Hird devotes an entire chapter to what bugs do for us. They help aerate the soil, decompose dead stuff and recycle nutrients, and disperse seeds. Some protect water quality, others protect plants, and even others have medicinal uses. And, seasoned right, bugs make tasty meals for humans.

Hird offers advice for growers who want to rebug their farms and gardens, citing a literature review of nearly 100 scientific studies. Organically farmed acres have more species richness (biological diversity that contributes to pest and disease control of crops) than non-organic.

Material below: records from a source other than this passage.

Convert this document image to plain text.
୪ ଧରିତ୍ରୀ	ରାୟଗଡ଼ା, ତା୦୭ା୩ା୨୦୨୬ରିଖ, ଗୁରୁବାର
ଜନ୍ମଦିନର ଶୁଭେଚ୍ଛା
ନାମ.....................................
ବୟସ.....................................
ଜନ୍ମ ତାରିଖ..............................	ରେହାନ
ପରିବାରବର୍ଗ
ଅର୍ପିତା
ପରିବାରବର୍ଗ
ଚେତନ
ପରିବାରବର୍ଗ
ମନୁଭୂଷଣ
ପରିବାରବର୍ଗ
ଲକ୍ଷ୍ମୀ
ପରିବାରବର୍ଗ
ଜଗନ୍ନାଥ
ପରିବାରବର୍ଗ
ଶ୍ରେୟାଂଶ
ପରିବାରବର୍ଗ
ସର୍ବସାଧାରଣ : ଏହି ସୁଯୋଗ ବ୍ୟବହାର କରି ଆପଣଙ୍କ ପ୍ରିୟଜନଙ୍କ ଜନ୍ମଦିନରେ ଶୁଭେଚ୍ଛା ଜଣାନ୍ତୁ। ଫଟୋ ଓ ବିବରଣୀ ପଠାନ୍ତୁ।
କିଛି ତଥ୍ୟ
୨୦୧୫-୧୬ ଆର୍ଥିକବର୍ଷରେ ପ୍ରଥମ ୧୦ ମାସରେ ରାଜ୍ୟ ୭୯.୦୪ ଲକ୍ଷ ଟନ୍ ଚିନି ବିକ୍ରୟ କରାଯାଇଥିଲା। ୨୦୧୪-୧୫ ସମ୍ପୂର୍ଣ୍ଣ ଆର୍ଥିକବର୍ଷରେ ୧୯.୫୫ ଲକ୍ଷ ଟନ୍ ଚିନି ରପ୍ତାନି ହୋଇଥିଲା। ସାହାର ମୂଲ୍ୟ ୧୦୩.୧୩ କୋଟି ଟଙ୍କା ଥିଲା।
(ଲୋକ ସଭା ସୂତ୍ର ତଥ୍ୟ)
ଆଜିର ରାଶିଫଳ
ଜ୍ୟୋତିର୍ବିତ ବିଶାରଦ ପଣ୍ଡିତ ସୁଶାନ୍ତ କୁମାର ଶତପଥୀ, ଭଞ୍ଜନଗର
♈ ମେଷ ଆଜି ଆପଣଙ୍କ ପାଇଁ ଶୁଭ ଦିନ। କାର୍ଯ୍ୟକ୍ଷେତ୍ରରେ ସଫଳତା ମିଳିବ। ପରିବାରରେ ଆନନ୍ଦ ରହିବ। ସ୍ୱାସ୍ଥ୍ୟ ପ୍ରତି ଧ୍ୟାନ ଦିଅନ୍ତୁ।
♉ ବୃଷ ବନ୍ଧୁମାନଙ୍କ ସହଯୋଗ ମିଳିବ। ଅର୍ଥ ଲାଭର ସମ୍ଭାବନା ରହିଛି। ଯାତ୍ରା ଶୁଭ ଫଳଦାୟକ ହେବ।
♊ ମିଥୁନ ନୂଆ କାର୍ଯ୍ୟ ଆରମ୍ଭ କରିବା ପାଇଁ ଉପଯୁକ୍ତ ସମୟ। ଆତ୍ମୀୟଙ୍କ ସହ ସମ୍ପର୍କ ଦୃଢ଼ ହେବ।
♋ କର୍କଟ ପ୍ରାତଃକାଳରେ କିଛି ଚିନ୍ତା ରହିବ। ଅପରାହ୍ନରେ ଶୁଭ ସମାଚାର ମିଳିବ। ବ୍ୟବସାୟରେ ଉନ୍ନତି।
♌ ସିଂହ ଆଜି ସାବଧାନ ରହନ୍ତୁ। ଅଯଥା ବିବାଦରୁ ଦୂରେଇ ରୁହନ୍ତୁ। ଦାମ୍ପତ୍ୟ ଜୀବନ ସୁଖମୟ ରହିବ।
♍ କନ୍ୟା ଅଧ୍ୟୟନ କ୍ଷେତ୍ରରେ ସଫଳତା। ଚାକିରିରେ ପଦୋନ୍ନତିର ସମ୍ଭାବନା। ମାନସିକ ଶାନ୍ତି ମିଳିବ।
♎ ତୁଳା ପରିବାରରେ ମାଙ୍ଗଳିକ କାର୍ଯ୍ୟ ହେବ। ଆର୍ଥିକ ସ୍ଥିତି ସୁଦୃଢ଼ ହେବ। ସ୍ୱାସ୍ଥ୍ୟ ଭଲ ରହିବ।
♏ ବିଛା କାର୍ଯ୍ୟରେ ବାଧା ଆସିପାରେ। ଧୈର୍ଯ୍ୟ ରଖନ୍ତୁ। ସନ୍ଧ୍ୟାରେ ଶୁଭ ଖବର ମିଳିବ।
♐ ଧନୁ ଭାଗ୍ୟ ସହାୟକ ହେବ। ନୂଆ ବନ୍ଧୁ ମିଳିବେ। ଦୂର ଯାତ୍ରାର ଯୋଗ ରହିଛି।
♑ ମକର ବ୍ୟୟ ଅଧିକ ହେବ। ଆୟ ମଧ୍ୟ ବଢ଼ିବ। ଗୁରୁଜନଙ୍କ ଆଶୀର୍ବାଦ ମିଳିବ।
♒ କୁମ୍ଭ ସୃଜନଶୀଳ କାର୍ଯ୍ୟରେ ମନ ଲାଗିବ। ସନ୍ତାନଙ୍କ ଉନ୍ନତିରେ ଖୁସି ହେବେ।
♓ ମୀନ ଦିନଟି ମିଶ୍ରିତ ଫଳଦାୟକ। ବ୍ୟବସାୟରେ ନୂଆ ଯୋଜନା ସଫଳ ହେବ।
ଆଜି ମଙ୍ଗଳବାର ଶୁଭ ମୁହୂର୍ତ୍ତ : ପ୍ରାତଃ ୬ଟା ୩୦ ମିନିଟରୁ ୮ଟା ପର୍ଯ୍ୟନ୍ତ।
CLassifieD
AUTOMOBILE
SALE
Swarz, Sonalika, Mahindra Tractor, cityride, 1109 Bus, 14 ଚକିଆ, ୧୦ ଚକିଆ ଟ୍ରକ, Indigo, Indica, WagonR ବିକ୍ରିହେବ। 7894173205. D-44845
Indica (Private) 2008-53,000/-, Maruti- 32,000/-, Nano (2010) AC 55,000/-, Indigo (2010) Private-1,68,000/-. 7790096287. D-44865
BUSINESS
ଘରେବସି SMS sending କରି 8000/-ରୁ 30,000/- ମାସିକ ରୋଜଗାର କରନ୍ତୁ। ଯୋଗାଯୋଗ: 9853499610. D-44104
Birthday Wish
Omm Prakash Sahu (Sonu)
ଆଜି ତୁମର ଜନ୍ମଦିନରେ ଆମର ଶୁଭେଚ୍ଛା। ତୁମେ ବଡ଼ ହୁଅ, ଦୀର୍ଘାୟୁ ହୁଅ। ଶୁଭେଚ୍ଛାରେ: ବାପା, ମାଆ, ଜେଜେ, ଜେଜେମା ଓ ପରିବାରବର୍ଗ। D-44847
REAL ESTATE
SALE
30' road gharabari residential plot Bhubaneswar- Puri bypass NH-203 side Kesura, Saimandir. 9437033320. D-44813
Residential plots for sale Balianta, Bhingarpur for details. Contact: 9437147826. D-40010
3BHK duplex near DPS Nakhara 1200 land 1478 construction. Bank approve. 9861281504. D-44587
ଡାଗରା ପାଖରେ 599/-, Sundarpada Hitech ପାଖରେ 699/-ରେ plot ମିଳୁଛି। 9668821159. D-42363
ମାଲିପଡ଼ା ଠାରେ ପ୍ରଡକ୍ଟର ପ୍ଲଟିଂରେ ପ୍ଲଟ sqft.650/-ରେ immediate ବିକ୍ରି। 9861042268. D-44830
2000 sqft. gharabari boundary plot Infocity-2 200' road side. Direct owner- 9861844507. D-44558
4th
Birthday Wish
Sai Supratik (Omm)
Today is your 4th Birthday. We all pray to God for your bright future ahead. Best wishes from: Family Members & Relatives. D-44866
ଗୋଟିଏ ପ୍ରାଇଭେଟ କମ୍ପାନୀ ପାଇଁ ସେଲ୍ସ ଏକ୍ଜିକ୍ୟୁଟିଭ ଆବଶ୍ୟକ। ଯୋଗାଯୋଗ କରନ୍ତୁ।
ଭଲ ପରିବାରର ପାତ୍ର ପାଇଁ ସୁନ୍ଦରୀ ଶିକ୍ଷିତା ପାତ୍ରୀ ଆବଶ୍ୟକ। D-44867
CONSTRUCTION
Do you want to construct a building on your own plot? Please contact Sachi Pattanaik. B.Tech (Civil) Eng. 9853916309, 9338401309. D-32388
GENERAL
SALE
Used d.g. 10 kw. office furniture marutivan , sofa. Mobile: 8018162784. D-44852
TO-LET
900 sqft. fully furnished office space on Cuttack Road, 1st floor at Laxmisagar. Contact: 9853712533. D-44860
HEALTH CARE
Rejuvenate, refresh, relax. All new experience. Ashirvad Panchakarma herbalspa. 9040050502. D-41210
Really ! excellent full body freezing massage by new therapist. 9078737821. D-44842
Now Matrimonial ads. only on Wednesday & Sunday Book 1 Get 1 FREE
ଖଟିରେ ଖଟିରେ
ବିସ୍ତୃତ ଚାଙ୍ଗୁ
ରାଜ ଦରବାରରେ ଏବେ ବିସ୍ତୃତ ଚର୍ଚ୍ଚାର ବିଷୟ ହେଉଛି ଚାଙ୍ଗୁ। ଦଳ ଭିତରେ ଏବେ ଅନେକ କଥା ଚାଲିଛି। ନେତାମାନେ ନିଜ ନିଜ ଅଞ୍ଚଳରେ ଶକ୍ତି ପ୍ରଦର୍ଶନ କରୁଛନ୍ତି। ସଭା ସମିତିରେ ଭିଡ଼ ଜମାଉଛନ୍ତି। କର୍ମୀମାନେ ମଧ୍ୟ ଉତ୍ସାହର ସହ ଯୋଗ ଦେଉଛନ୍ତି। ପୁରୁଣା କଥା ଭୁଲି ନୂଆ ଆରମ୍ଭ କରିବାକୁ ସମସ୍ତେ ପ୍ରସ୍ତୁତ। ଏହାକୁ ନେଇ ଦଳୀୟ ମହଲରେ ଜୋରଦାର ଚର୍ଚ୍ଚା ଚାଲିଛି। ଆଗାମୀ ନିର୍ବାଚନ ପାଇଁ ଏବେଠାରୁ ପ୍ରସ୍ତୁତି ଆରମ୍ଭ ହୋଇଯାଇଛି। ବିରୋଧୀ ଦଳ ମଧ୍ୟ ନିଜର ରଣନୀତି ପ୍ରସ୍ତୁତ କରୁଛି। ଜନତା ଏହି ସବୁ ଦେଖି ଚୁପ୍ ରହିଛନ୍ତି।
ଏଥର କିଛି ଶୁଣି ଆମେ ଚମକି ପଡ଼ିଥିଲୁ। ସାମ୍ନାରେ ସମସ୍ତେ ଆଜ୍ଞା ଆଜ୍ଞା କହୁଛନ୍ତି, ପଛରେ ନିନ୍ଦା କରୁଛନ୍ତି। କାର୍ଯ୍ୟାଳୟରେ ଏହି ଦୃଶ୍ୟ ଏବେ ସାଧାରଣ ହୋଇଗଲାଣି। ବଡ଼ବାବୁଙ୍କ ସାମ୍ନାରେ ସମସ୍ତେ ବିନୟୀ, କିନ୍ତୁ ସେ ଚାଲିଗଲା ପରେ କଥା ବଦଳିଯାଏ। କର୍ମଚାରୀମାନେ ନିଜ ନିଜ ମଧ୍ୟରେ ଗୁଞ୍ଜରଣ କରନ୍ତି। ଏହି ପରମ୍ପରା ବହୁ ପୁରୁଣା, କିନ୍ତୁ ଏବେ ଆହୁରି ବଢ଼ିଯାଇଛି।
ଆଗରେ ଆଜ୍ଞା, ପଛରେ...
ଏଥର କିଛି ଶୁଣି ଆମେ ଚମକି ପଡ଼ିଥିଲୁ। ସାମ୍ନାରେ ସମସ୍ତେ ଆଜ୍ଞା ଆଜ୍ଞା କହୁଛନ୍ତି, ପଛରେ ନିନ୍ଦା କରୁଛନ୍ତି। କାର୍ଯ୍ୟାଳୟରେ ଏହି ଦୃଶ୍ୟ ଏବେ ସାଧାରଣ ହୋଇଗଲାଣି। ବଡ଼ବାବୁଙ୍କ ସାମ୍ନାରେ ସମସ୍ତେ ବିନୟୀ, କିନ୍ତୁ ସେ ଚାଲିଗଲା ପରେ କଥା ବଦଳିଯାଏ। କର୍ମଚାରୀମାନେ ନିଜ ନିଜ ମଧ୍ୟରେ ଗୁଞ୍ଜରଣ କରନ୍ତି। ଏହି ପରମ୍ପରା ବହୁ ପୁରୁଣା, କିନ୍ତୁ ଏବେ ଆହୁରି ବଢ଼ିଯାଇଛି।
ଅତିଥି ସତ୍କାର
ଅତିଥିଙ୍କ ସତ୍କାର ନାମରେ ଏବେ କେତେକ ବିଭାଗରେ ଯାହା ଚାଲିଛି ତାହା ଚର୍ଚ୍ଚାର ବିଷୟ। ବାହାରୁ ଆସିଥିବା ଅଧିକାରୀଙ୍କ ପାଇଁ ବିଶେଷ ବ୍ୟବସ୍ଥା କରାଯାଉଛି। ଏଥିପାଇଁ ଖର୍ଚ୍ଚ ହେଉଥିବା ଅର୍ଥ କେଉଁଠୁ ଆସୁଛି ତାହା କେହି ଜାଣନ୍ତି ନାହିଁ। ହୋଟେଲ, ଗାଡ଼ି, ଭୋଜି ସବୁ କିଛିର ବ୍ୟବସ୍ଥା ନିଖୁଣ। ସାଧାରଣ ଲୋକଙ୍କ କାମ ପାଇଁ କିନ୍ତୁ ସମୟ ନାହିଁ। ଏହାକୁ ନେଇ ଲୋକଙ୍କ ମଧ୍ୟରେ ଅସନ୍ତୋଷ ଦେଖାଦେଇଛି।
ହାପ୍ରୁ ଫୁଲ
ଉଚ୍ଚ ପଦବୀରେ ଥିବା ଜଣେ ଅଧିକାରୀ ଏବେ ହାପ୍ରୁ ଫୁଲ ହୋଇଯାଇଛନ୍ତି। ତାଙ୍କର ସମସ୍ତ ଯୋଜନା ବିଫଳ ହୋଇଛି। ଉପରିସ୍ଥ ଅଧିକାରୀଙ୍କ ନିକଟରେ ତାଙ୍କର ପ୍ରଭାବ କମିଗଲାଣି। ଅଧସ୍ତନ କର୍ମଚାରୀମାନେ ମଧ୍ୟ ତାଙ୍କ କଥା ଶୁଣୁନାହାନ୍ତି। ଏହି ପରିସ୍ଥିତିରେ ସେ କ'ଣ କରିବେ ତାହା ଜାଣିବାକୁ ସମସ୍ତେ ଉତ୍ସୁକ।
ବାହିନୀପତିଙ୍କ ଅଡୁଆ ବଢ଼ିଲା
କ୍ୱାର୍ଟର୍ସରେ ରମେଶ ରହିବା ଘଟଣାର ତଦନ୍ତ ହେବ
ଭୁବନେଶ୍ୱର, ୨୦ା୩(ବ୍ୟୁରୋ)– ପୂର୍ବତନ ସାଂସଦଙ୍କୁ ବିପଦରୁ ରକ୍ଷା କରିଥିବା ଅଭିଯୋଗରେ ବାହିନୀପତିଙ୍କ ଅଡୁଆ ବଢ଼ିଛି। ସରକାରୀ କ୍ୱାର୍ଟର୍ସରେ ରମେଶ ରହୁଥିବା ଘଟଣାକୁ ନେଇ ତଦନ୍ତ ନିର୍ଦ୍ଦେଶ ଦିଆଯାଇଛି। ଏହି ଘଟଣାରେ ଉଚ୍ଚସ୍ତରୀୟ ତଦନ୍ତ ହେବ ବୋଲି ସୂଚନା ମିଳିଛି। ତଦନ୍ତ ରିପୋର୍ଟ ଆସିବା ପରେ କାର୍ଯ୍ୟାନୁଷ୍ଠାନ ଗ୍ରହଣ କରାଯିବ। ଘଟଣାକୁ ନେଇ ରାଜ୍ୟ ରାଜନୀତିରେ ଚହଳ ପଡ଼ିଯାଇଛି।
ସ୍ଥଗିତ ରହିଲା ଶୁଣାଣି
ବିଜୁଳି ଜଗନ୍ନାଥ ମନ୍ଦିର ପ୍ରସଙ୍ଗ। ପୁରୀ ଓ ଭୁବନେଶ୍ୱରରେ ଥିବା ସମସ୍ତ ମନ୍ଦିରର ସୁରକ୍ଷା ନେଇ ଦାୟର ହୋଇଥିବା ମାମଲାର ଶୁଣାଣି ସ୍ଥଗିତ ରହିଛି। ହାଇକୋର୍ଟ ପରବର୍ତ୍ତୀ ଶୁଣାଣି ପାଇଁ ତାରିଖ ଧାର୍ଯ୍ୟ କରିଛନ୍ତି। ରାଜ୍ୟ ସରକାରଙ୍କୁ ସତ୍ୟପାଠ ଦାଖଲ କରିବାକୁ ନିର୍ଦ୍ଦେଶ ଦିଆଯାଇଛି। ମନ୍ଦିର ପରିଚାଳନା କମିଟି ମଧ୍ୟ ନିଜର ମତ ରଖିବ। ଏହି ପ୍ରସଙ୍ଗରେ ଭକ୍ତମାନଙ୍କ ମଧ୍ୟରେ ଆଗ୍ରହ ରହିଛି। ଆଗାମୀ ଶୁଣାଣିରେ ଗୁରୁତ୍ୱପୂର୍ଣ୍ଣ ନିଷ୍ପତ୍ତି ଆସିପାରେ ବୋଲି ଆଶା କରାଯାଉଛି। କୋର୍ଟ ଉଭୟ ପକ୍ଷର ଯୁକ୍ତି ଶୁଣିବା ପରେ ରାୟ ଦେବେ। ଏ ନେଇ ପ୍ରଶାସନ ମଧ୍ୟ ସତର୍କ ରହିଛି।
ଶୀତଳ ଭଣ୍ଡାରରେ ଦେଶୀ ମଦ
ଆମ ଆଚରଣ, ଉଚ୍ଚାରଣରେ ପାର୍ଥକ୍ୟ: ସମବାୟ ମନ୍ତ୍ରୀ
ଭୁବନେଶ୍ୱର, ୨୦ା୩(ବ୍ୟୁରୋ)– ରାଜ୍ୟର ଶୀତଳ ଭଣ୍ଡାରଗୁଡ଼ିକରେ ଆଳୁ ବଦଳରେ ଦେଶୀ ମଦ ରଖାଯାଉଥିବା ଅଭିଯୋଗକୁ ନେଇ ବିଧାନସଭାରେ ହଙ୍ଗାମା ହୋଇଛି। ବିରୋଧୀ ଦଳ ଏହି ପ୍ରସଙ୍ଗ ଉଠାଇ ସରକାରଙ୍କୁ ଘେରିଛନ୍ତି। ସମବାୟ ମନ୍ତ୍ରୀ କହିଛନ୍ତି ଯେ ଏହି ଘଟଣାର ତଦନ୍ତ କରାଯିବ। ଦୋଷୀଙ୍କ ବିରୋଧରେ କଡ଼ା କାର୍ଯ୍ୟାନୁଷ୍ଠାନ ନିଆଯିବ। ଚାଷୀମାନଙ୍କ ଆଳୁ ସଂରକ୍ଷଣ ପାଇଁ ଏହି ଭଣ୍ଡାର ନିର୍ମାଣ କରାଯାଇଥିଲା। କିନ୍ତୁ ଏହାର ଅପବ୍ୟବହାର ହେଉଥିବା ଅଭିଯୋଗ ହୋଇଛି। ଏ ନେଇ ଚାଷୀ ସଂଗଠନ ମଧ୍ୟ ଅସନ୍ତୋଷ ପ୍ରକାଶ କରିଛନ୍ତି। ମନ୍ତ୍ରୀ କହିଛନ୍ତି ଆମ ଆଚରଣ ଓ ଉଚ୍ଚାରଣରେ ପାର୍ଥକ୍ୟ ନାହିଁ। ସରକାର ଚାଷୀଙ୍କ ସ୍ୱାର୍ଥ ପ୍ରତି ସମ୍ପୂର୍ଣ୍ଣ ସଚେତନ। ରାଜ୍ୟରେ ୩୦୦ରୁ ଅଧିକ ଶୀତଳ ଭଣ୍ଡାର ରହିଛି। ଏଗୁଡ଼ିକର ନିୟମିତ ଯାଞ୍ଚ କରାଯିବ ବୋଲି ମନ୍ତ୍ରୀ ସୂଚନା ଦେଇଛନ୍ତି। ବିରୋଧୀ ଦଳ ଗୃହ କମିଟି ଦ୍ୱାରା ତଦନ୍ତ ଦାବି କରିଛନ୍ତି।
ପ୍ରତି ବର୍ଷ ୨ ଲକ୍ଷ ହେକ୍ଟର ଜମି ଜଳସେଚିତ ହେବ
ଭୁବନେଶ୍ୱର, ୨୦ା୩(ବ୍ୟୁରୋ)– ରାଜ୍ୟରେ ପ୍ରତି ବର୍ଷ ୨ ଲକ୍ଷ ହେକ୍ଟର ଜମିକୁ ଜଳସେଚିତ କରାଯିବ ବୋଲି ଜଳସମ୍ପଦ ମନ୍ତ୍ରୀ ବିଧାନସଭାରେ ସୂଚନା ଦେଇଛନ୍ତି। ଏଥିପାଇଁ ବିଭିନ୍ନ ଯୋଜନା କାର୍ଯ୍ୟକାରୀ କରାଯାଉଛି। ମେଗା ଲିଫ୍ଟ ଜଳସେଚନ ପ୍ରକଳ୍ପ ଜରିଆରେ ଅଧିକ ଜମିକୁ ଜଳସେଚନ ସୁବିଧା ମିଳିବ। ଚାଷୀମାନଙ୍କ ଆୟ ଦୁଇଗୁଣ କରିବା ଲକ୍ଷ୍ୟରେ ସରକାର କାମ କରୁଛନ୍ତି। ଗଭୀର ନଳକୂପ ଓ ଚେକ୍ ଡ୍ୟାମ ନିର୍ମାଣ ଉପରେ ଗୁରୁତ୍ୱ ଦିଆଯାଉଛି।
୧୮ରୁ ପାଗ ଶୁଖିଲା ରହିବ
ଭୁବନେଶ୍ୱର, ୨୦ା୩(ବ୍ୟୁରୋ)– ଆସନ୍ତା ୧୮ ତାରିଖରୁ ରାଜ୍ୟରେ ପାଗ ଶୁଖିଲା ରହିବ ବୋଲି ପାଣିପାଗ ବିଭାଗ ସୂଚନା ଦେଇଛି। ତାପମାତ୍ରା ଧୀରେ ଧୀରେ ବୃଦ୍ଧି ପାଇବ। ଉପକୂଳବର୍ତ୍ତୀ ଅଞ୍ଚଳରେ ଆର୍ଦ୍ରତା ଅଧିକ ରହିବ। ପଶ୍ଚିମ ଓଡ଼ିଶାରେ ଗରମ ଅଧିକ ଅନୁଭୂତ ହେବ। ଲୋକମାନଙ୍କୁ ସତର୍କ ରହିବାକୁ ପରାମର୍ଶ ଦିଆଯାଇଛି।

She also shows how our shopping choices affect the lives of arthropods. Microplastics — those tiny fragments released from artificial fibers — don’t just kill fish and turtles. They harm invertebrate populations, creating a cascade effect in the ecosystem. When aquatic insect larvae ingest plastic particles, the leaf litter they don’t eat builds up and affects the larger stream ecosystem.

Additionally, Hird addresses climate change, politics and the economy. In every chapter she offers “rebugging solutions” and concrete actions people can take to make their neck of the woods a better place for bugs. She even provides the occasional hands-on science activity for kids. Notes at the end of the book provide supporting research for each chapter.